Sunday, October 8, 2017

Raising Capital from Foreign Investors

Foreigners can invest in U.S. securities offerings easier than U.S. persons. That's because the Securities Act of 1933 protects U.S. investors by placing numerous restrictions on securities offered to U.S. persons. However, those restrictions do not apply to foreign investors who invest under Regulation S of the Act. Note that the issuer of securities can decide to treat foreign investors as the same as U.S. investors, in which case all of the same restrictions will apply to both U.S. and foreign investors. But, if the issuer wants to simplify the process for foreign investor, the issuer can rely on Regulation S.

With Reg. S, there are no investor qualification requirements (i.e.they don't have to be accredited or "sophisticated") and no limit on the number of investors. To be eligible for Reg S: (1) offers and sales of the securities must be made only to foreign investors, and (2) no offering participant can engage in "directed selling efforts"that target the US market. "Foreign investors" are non-U.S. citizens who do not reside in the U.S. and who are not in the United States at the time of the offer and sale. “Directed selling efforts” are defined by Rule 902(c) as “any activity undertaken for the purpose of, or that could be reasonably expected to result in, conditioning the U.S. market for the relevant securities.” In other words, issuers cannot advertise the offering in the US, send promotional materials to US investors or hold promotional conferences in this country. But the issuers can sell from the US to investors located abroad.

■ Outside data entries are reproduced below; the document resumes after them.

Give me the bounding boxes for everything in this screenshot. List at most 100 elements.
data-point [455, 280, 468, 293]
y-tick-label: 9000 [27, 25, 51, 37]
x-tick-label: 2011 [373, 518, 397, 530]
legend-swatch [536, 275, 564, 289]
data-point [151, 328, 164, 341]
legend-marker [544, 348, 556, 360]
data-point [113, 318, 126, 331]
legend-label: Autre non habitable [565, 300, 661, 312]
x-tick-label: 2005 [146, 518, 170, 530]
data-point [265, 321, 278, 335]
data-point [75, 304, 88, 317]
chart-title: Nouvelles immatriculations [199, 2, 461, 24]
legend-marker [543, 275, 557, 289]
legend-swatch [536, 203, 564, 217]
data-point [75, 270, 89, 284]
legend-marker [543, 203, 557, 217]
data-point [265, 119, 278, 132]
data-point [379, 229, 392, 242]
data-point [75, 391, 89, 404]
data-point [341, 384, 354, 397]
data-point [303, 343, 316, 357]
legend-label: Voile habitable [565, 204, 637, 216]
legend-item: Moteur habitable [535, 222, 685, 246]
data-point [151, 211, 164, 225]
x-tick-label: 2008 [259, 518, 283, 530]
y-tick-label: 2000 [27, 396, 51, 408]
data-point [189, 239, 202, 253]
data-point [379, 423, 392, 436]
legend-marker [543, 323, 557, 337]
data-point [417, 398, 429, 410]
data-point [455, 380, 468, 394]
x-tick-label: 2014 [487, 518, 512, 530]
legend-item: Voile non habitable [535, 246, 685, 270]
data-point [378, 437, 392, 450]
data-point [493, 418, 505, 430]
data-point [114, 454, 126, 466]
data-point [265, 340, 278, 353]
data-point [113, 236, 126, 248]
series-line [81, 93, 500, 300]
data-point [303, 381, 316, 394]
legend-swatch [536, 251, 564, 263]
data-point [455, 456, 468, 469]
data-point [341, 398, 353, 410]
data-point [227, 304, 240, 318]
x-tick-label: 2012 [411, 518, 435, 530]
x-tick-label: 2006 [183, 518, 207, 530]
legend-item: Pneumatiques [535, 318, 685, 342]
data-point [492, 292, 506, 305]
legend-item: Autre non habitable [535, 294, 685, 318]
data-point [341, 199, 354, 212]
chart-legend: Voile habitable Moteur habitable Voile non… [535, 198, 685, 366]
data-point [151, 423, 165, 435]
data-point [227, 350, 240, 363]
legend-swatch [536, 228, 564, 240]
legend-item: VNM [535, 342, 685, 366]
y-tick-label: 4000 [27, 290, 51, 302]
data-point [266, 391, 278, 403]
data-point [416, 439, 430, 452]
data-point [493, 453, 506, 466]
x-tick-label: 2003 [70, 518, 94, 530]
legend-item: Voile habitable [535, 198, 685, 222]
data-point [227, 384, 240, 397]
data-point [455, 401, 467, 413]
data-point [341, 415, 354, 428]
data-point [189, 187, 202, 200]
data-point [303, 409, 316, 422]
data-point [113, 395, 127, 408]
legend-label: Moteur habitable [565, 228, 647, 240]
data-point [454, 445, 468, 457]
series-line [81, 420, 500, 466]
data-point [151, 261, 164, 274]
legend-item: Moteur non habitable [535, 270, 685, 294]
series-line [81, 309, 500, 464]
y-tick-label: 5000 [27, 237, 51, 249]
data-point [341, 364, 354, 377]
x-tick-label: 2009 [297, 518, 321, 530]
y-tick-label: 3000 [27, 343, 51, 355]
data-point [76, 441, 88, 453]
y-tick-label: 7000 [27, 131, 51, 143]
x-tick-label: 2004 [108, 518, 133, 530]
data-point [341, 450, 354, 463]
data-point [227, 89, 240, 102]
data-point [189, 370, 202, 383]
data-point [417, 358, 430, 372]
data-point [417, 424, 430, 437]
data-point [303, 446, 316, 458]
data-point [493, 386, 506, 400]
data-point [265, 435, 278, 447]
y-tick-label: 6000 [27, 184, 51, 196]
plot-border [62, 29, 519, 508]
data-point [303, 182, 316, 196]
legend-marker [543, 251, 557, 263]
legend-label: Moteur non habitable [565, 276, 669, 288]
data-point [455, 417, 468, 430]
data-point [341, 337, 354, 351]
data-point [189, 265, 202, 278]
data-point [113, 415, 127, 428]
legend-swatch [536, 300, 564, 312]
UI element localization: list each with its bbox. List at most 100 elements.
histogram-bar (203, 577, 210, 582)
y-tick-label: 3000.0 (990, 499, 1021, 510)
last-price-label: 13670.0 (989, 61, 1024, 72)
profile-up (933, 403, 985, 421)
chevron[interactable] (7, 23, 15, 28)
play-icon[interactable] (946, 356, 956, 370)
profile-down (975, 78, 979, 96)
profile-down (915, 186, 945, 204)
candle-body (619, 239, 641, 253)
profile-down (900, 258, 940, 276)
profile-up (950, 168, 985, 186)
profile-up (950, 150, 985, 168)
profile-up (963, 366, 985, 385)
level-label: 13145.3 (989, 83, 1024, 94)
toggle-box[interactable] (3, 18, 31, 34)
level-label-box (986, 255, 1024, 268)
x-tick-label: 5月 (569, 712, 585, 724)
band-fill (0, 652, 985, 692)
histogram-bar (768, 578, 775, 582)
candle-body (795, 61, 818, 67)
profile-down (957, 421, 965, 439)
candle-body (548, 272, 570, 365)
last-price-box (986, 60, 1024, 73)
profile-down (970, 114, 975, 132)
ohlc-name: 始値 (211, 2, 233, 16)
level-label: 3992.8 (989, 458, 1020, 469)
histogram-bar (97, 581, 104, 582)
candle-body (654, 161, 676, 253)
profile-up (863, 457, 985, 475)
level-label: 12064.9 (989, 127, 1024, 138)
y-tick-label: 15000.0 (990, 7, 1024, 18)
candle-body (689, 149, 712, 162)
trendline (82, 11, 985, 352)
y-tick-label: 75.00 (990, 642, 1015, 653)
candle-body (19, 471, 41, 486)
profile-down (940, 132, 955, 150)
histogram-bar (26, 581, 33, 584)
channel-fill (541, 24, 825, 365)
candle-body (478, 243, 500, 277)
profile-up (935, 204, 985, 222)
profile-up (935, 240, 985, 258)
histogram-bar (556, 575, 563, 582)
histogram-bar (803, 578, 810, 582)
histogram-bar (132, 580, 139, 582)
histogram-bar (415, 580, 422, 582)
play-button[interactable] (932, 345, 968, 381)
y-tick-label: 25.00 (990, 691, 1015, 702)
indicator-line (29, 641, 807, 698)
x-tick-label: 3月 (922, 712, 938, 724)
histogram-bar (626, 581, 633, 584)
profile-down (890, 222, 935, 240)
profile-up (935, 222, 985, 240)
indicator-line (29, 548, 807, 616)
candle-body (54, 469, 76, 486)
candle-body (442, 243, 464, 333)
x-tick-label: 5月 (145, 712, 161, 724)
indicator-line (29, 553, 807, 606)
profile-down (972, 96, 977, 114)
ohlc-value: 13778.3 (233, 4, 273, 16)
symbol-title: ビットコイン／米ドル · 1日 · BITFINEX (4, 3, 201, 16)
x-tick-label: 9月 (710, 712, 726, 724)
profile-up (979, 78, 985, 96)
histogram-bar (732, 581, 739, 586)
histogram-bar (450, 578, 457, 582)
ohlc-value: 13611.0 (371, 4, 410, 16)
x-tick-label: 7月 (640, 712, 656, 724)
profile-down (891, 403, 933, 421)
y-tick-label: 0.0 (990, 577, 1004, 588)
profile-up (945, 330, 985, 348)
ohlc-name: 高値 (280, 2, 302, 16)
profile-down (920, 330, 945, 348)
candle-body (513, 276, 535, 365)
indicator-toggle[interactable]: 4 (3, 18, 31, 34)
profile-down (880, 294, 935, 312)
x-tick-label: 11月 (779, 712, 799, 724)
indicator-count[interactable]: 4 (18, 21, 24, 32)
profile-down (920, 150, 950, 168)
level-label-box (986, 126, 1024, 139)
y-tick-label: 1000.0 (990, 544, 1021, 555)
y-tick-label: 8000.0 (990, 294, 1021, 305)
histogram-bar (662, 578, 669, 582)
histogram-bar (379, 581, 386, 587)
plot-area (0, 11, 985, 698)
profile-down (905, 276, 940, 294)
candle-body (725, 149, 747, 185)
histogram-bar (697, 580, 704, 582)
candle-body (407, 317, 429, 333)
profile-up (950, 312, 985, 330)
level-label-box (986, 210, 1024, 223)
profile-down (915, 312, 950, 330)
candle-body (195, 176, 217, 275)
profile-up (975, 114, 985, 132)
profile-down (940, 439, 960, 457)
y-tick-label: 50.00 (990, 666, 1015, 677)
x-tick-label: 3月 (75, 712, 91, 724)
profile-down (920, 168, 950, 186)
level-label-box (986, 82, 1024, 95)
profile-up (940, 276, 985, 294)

Any Internet selling efforts must ensure that: (1) the Web site includes a prominent disclaimer that the offer is directed only to foreign countries, and (2) the Web site offeror implements procedures to reasonably ensure no securities actually get sold to U.S. persons.

A separate Regulation D offering can be made to U.S. investors that overlaps the offering to foreign investors. The two offerings must be kept separate, even if the materials for each may be similar.